17 May 2009

12 Rules

Saul Alinsky, radical activist and the soul of the 1960s community organizing movement, composed a set of twelve rules in his book Rules for Radicalism. They define the approach of a generation of activists that are now dying out. The rule, above all, is to win. As he said, "The Prince" was a book to tell the Haves how to get power. "Rules for Radicals" was about how the Have-Nots can take it away.

RULE 1: "Power is not only what you have, but what the enemy thinks you have." Power is derived from one of two main sources - money and people. "Have-Nots" must build power from flesh and blood.

RULE 2: "Never go outside the expertise of your people." It results in confusion, fear and retreat. Feeling secure adds to the backbone of anyone.

RULE 3: "Whenever possible, go outside the expertise of the enemy." Look for ways to increase insecurity, anxiety and uncertainty.

RULE 4: "Make the enemy live up to its own book of rules." If the rule is that every letter gets a reply, send 30,000 letters. You can kill them with this because no one can possibly obey all of their own rules.

RULE 5: "Ridicule is man's most potent weapon." There is no defense. It's irrational. It's infuriating. It also works as a key pressure point to force the enemy into concessions.

RULE 6: "A good tactic is one your people enjoy." They'll keep doing it without urging and come back to do more. They're doing their thing, and will even suggest better ones.

RULE 7: "A tactic that drags on too long becomes a drag." Don't become old news.

RULE 8: "Keep the pressure on. Never let up." Keep trying new things to keep the opposition off balance. As the opposition masters one approach, hit them from the flank with something new.

RULE 9: "The threat is usually more terrifying than the thing itself." Imagination and ego can dream up many more consequences than any activist.

RULE 10: "If you push a negative hard enough, it will push through and become a positive." Violence from the other side can win the public to your side because the public sympathizes with the underdog.

RULE 11: "The price of a successful attack is a constructive alternative." Never let the enemy score points because you're caught without a solution to the problem.

RULE 12: Pick the target, freeze it, personalize it, and polarize it." Cut off the support network and isolate the target from sympathy. Go after people and not institutions; people hurt faster than institutions.

Very few organizations use these tactics these days. To my knowledge, in fact, the only major one that still hits the establishment this hard is PETA. And since I find the doctrine that "ends justify the means" (which, despite the Lady Macbethian protests, is to what the rules amount) reprehensible, that explains why I find PETA so annoying. But one cannot deny their effectiveness. They don't care about playing "fair," or being nice.
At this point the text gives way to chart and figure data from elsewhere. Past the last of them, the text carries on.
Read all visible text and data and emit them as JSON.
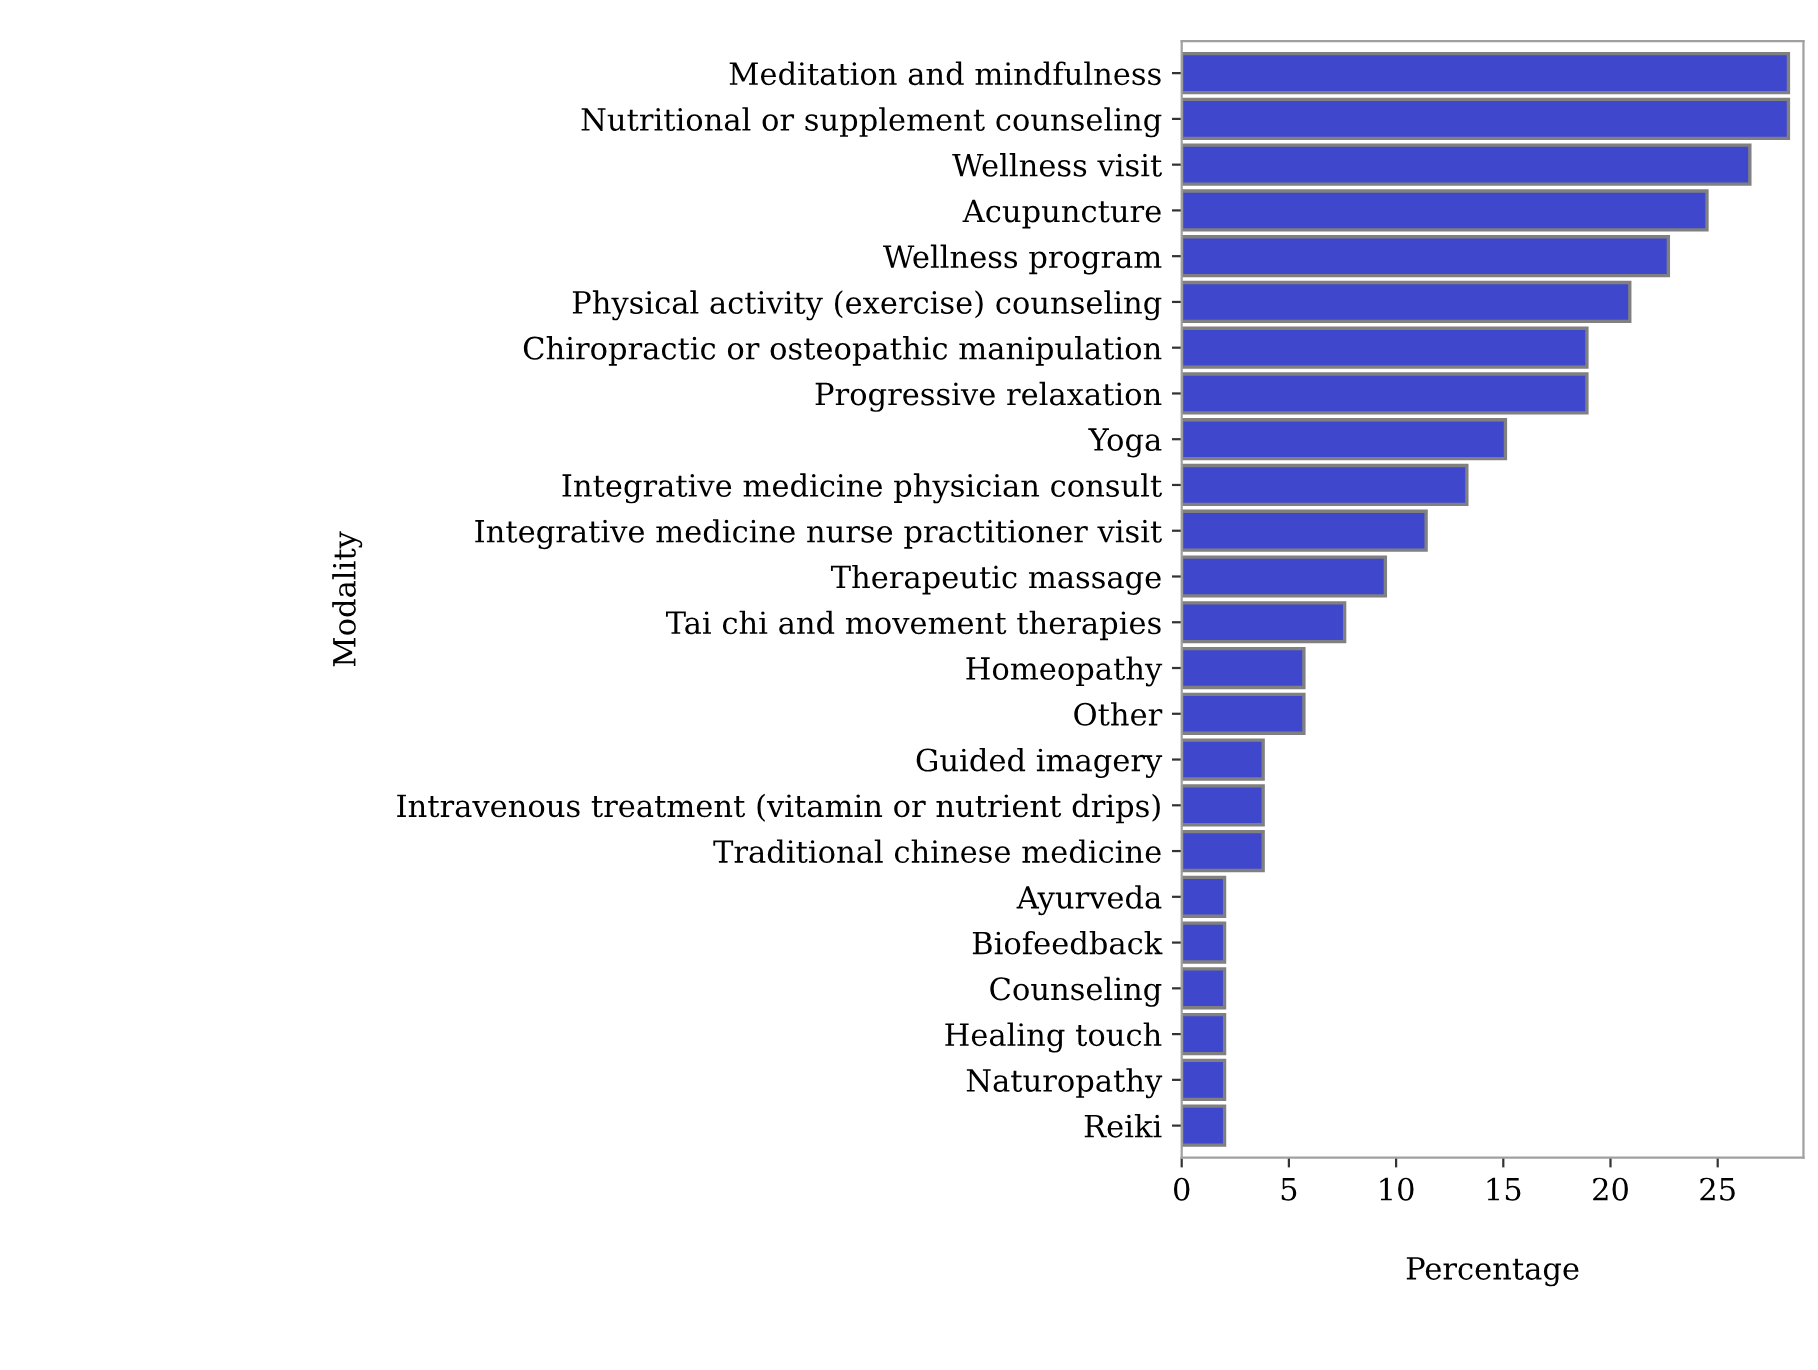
{
  "chart_data": {
    "type": "bar",
    "orientation": "horizontal",
    "xlabel": "Percentage",
    "ylabel": "Modality",
    "categories": [
      "Meditation and mindfulness",
      "Nutritional or supplement counseling",
      "Wellness visit",
      "Acupuncture",
      "Wellness program",
      "Physical activity (exercise) counseling",
      "Chiropractic or osteopathic manipulation",
      "Progressive relaxation",
      "Yoga",
      "Integrative medicine physician consult",
      "Integrative medicine nurse practitioner visit",
      "Therapeutic massage",
      "Tai chi and movement therapies",
      "Homeopathy",
      "Other",
      "Guided imagery",
      "Intravenous treatment (vitamin or nutrient drips)",
      "Traditional chinese medicine",
      "Ayurveda",
      "Biofeedback",
      "Counseling",
      "Healing touch",
      "Naturopathy",
      "Reiki"
    ],
    "values": [
      28.3,
      28.3,
      26.5,
      24.5,
      22.7,
      20.9,
      18.9,
      18.9,
      15.1,
      13.3,
      11.4,
      9.5,
      7.6,
      5.7,
      5.7,
      3.8,
      3.8,
      3.8,
      2.0,
      2.0,
      2.0,
      2.0,
      2.0,
      2.0
    ],
    "color": "#3f48cc",
    "xlim": [
      0,
      29
    ],
    "xticks": [
      0,
      5,
      10,
      15,
      20,
      25
    ],
    "grid": false,
    "legend": false
  }
}
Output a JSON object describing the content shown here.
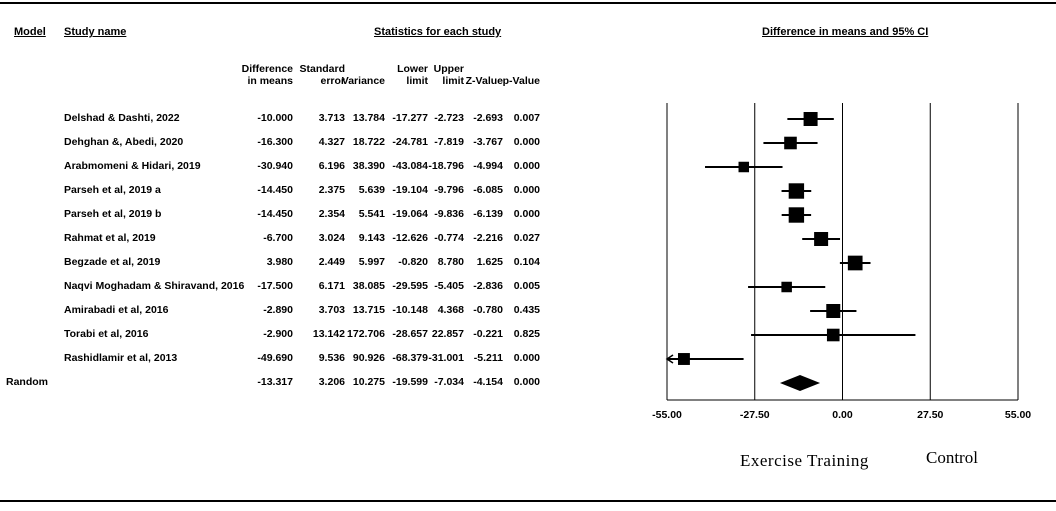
{
  "headers": {
    "model": "Model",
    "study": "Study name",
    "stats": "Statistics for each study",
    "ci": "Difference in means and 95% CI"
  },
  "columns": [
    {
      "l1": "Difference",
      "l2": "in means"
    },
    {
      "l1": "Standard",
      "l2": "error"
    },
    {
      "l1": "",
      "l2": "Variance"
    },
    {
      "l1": "Lower",
      "l2": "limit"
    },
    {
      "l1": "Upper",
      "l2": "limit"
    },
    {
      "l1": "",
      "l2": "Z-Value"
    },
    {
      "l1": "",
      "l2": "p-Value"
    }
  ],
  "rows": [
    {
      "study": "Delshad & Dashti, 2022",
      "cells": [
        "-10.000",
        "3.713",
        "13.784",
        "-17.277",
        "-2.723",
        "-2.693",
        "0.007"
      ]
    },
    {
      "study": "Dehghan &, Abedi, 2020",
      "cells": [
        "-16.300",
        "4.327",
        "18.722",
        "-24.781",
        "-7.819",
        "-3.767",
        "0.000"
      ]
    },
    {
      "study": "Arabmomeni & Hidari, 2019",
      "cells": [
        "-30.940",
        "6.196",
        "38.390",
        "-43.084",
        "-18.796",
        "-4.994",
        "0.000"
      ]
    },
    {
      "study": "Parseh et al, 2019 a",
      "cells": [
        "-14.450",
        "2.375",
        "5.639",
        "-19.104",
        "-9.796",
        "-6.085",
        "0.000"
      ]
    },
    {
      "study": "Parseh et al, 2019 b",
      "cells": [
        "-14.450",
        "2.354",
        "5.541",
        "-19.064",
        "-9.836",
        "-6.139",
        "0.000"
      ]
    },
    {
      "study": "Rahmat et al, 2019",
      "cells": [
        "-6.700",
        "3.024",
        "9.143",
        "-12.626",
        "-0.774",
        "-2.216",
        "0.027"
      ]
    },
    {
      "study": "Begzade et al, 2019",
      "cells": [
        "3.980",
        "2.449",
        "5.997",
        "-0.820",
        "8.780",
        "1.625",
        "0.104"
      ]
    },
    {
      "study": "Naqvi Moghadam & Shiravand, 2016",
      "cells": [
        "-17.500",
        "6.171",
        "38.085",
        "-29.595",
        "-5.405",
        "-2.836",
        "0.005"
      ]
    },
    {
      "study": "Amirabadi et al, 2016",
      "cells": [
        "-2.890",
        "3.703",
        "13.715",
        "-10.148",
        "4.368",
        "-0.780",
        "0.435"
      ]
    },
    {
      "study": "Torabi et al, 2016",
      "cells": [
        "-2.900",
        "13.142",
        "172.706",
        "-28.657",
        "22.857",
        "-0.221",
        "0.825"
      ]
    },
    {
      "study": "Rashidlamir et al, 2013",
      "cells": [
        "-49.690",
        "9.536",
        "90.926",
        "-68.379",
        "-31.001",
        "-5.211",
        "0.000"
      ]
    }
  ],
  "summary": {
    "model": "Random",
    "cells": [
      "-13.317",
      "3.206",
      "10.275",
      "-19.599",
      "-7.034",
      "-4.154",
      "0.000"
    ]
  },
  "chart_data": {
    "type": "forest",
    "xlim": [
      -55,
      55
    ],
    "ticks": [
      -55,
      -27.5,
      0,
      27.5,
      55
    ],
    "tick_labels": [
      "-55.00",
      "-27.50",
      "0.00",
      "27.50",
      "55.00"
    ],
    "left_label": "Exercise Training",
    "right_label": "Control",
    "studies": [
      {
        "mean": -10.0,
        "lower": -17.277,
        "upper": -2.723,
        "weight": 1.0
      },
      {
        "mean": -16.3,
        "lower": -24.781,
        "upper": -7.819,
        "weight": 0.9
      },
      {
        "mean": -30.94,
        "lower": -43.084,
        "upper": -18.796,
        "weight": 0.75
      },
      {
        "mean": -14.45,
        "lower": -19.104,
        "upper": -9.796,
        "weight": 1.1
      },
      {
        "mean": -14.45,
        "lower": -19.064,
        "upper": -9.836,
        "weight": 1.1
      },
      {
        "mean": -6.7,
        "lower": -12.626,
        "upper": -0.774,
        "weight": 1.0
      },
      {
        "mean": 3.98,
        "lower": -0.82,
        "upper": 8.78,
        "weight": 1.05
      },
      {
        "mean": -17.5,
        "lower": -29.595,
        "upper": -5.405,
        "weight": 0.75
      },
      {
        "mean": -2.89,
        "lower": -10.148,
        "upper": 4.368,
        "weight": 1.0
      },
      {
        "mean": -2.9,
        "lower": -28.657,
        "upper": 22.857,
        "weight": 0.9
      },
      {
        "mean": -49.69,
        "lower": -68.379,
        "upper": -31.001,
        "weight": 0.85
      }
    ],
    "summary": {
      "mean": -13.317,
      "lower": -19.599,
      "upper": -7.034
    }
  }
}
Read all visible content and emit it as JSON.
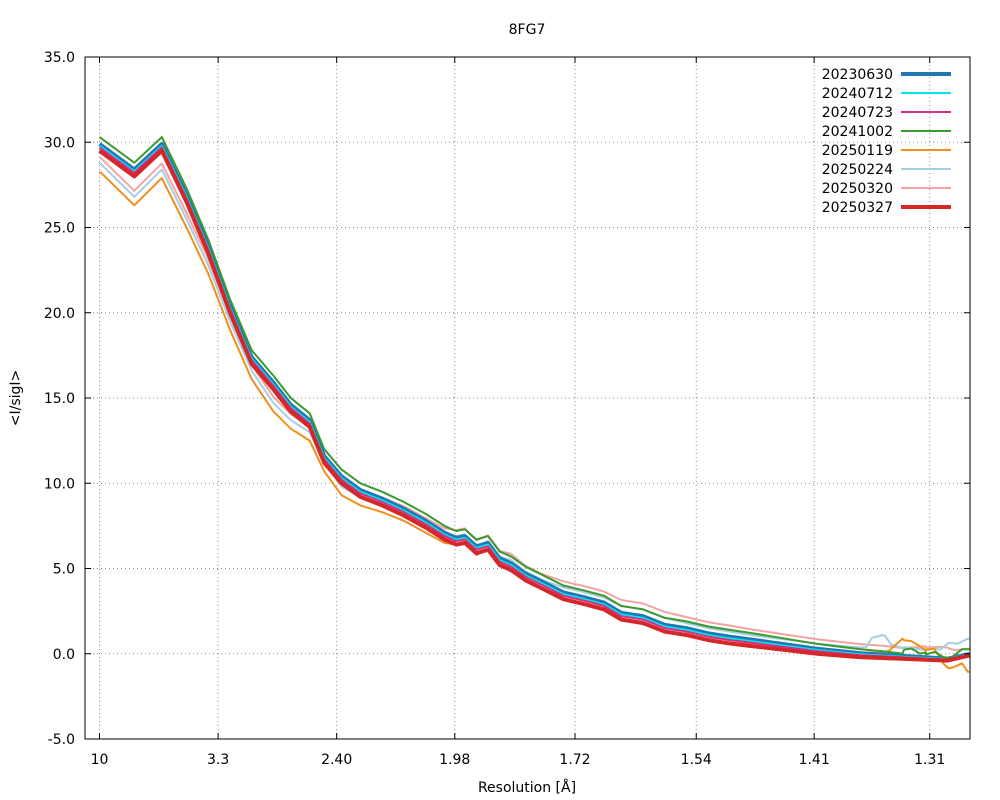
{
  "chart_data": {
    "type": "line",
    "title": "8FG7",
    "xlabel": "Resolution [Å]",
    "ylabel": "<I/sigI>",
    "x_axis_scale": "1/d^2 (labels are resolution in Å)",
    "x_tick_labels": [
      "10",
      "3.3",
      "2.40",
      "1.98",
      "1.72",
      "1.54",
      "1.41",
      "1.31"
    ],
    "y_tick_labels": [
      "-5.0",
      "0.0",
      "5.0",
      "10.0",
      "15.0",
      "20.0",
      "25.0",
      "30.0",
      "35.0"
    ],
    "ylim": [
      -5,
      35
    ],
    "grid": true,
    "legend_position": "top-right",
    "series": [
      {
        "name": "20230630",
        "color": "#1f77b4",
        "width": 4,
        "group": "high",
        "offset": 0.4,
        "dev": []
      },
      {
        "name": "20240712",
        "color": "#00e5e5",
        "width": 2,
        "group": "high",
        "offset": 0.3,
        "dev": []
      },
      {
        "name": "20240723",
        "color": "#d62c8a",
        "width": 2,
        "group": "high",
        "offset": 0.2,
        "dev": []
      },
      {
        "name": "20241002",
        "color": "#3a9a2e",
        "width": 2,
        "group": "high",
        "offset": 0.8,
        "dev": [
          [
            0.564,
            0.15
          ],
          [
            0.57,
            0.45
          ],
          [
            0.576,
            0.2
          ],
          [
            0.58,
            0.15
          ],
          [
            0.586,
            0.3
          ],
          [
            0.592,
            0.05
          ],
          [
            0.596,
            -0.1
          ],
          [
            0.605,
            0.2
          ]
        ]
      },
      {
        "name": "20250119",
        "color": "#f28e1c",
        "width": 2,
        "group": "low",
        "offset": -0.3,
        "dev": [
          [
            0.555,
            0.05
          ],
          [
            0.56,
            0.55
          ],
          [
            0.564,
            0.85
          ],
          [
            0.57,
            0.7
          ],
          [
            0.576,
            0.45
          ],
          [
            0.58,
            0.25
          ],
          [
            0.586,
            0.3
          ],
          [
            0.592,
            -0.5
          ],
          [
            0.596,
            -0.8
          ],
          [
            0.6,
            -0.7
          ],
          [
            0.605,
            -0.6
          ],
          [
            0.609,
            -1.1
          ]
        ]
      },
      {
        "name": "20250224",
        "color": "#a6cee3",
        "width": 2,
        "group": "low",
        "offset": 0.2,
        "dev": [
          [
            0.539,
            0.1
          ],
          [
            0.543,
            0.7
          ],
          [
            0.548,
            0.8
          ],
          [
            0.552,
            0.8
          ],
          [
            0.556,
            0.3
          ],
          [
            0.564,
            0.2
          ],
          [
            0.58,
            0.1
          ],
          [
            0.586,
            0.25
          ],
          [
            0.59,
            0.2
          ],
          [
            0.596,
            0.6
          ],
          [
            0.602,
            0.55
          ],
          [
            0.609,
            0.75
          ]
        ]
      },
      {
        "name": "20250320",
        "color": "#f4a3a3",
        "width": 2,
        "group": "low",
        "offset": 0.55,
        "dev": [
          [
            0.58,
            0.2
          ],
          [
            0.59,
            0.3
          ],
          [
            0.6,
            0.1
          ]
        ]
      },
      {
        "name": "20250327",
        "color": "#d62728",
        "width": 4,
        "group": "high",
        "offset": 0.0,
        "dev": []
      }
    ],
    "base_high": [
      [
        0.01,
        29.5
      ],
      [
        0.034,
        28.0
      ],
      [
        0.053,
        29.5
      ],
      [
        0.07,
        26.5
      ],
      [
        0.085,
        23.5
      ],
      [
        0.1,
        20.0
      ],
      [
        0.115,
        17.0
      ],
      [
        0.13,
        15.5
      ],
      [
        0.142,
        14.2
      ],
      [
        0.155,
        13.3
      ],
      [
        0.165,
        11.2
      ],
      [
        0.177,
        10.0
      ],
      [
        0.19,
        9.2
      ],
      [
        0.205,
        8.7
      ],
      [
        0.22,
        8.1
      ],
      [
        0.235,
        7.4
      ],
      [
        0.248,
        6.7
      ],
      [
        0.256,
        6.4
      ],
      [
        0.262,
        6.5
      ],
      [
        0.27,
        5.9
      ],
      [
        0.278,
        6.1
      ],
      [
        0.286,
        5.2
      ],
      [
        0.294,
        4.9
      ],
      [
        0.304,
        4.3
      ],
      [
        0.316,
        3.8
      ],
      [
        0.33,
        3.2
      ],
      [
        0.345,
        2.9
      ],
      [
        0.358,
        2.6
      ],
      [
        0.37,
        2.0
      ],
      [
        0.385,
        1.8
      ],
      [
        0.4,
        1.3
      ],
      [
        0.415,
        1.1
      ],
      [
        0.43,
        0.8
      ],
      [
        0.445,
        0.6
      ],
      [
        0.46,
        0.45
      ],
      [
        0.475,
        0.3
      ],
      [
        0.49,
        0.15
      ],
      [
        0.505,
        0.0
      ],
      [
        0.52,
        -0.1
      ],
      [
        0.535,
        -0.2
      ],
      [
        0.55,
        -0.25
      ],
      [
        0.565,
        -0.3
      ],
      [
        0.58,
        -0.35
      ],
      [
        0.595,
        -0.4
      ],
      [
        0.61,
        -0.1
      ]
    ],
    "base_low": [
      [
        0.01,
        28.6
      ],
      [
        0.034,
        26.6
      ],
      [
        0.053,
        28.2
      ],
      [
        0.07,
        25.3
      ],
      [
        0.085,
        22.6
      ],
      [
        0.1,
        19.3
      ],
      [
        0.115,
        16.4
      ],
      [
        0.13,
        14.5
      ],
      [
        0.142,
        13.5
      ],
      [
        0.155,
        12.8
      ],
      [
        0.165,
        11.0
      ],
      [
        0.177,
        9.6
      ],
      [
        0.19,
        9.0
      ],
      [
        0.205,
        8.6
      ],
      [
        0.22,
        8.1
      ],
      [
        0.235,
        7.4
      ],
      [
        0.248,
        6.8
      ],
      [
        0.256,
        6.7
      ],
      [
        0.262,
        6.8
      ],
      [
        0.27,
        6.1
      ],
      [
        0.278,
        6.4
      ],
      [
        0.286,
        5.5
      ],
      [
        0.294,
        5.3
      ],
      [
        0.304,
        4.6
      ],
      [
        0.316,
        4.1
      ],
      [
        0.33,
        3.7
      ],
      [
        0.345,
        3.4
      ],
      [
        0.358,
        3.1
      ],
      [
        0.37,
        2.6
      ],
      [
        0.385,
        2.4
      ],
      [
        0.4,
        1.9
      ],
      [
        0.415,
        1.6
      ],
      [
        0.43,
        1.3
      ],
      [
        0.445,
        1.1
      ],
      [
        0.46,
        0.9
      ],
      [
        0.475,
        0.75
      ],
      [
        0.49,
        0.6
      ],
      [
        0.505,
        0.45
      ],
      [
        0.52,
        0.35
      ],
      [
        0.535,
        0.25
      ],
      [
        0.55,
        0.2
      ],
      [
        0.565,
        0.1
      ],
      [
        0.58,
        0.05
      ],
      [
        0.595,
        0.0
      ],
      [
        0.61,
        0.1
      ]
    ]
  }
}
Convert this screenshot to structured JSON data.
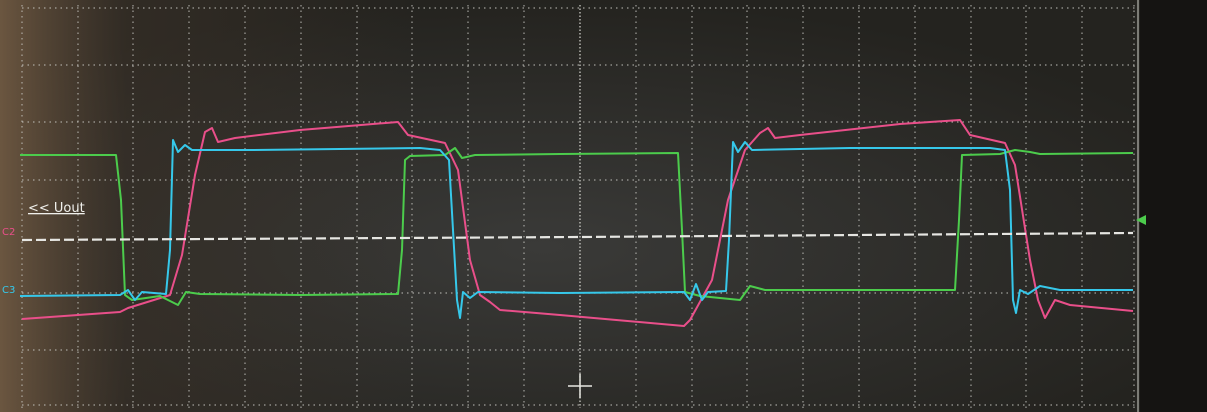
{
  "labels": {
    "reference": "<< Uout",
    "channel_2": "C2",
    "channel_3": "C3"
  }
}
They are okay with being the bad guy, as long as they can change the dialog and come closer to their goal. It's why they are successful: they're the ruthless, relentless, crazy radicals who nonetheless have shifted the national debate over the years from "Who cares about animals?" to "How much do we care about animals?"

A major part of the insight behind these rules is the recognition that the corporate establishment is hugely influential in the political and governmental sphere, and has accordingly built-in abilities to shift public opinion. And they have few constraints on their inclinations to do so beyond their profit margins. That's just how they work - it's a feature, not a bug, to borrow a phrase. The opposition of activists is already in a weaker position, thanks to the perilous dependence on short funds and the lack of purchased politicians with which to voice their arguments. So when those activists further constrain themselves, it's almost impossible to win.

PETA and other students of Alinsky's rules take the native strengths of community organizing - manpower and emotion - and use them without any moral compunctions to get what they want. They learned from an older school of early American socialists and radicals like Sinclair that radicals have to go from the gut, but succeeded where their predecessors failed by not pulling any punches.

There has to be a better way, but I don't know it and no one acts by it. Groups like MoveOn are ineffective castrati, like groups like PETA are amoral bulldozers. Modern advocacy has no effective and moral path.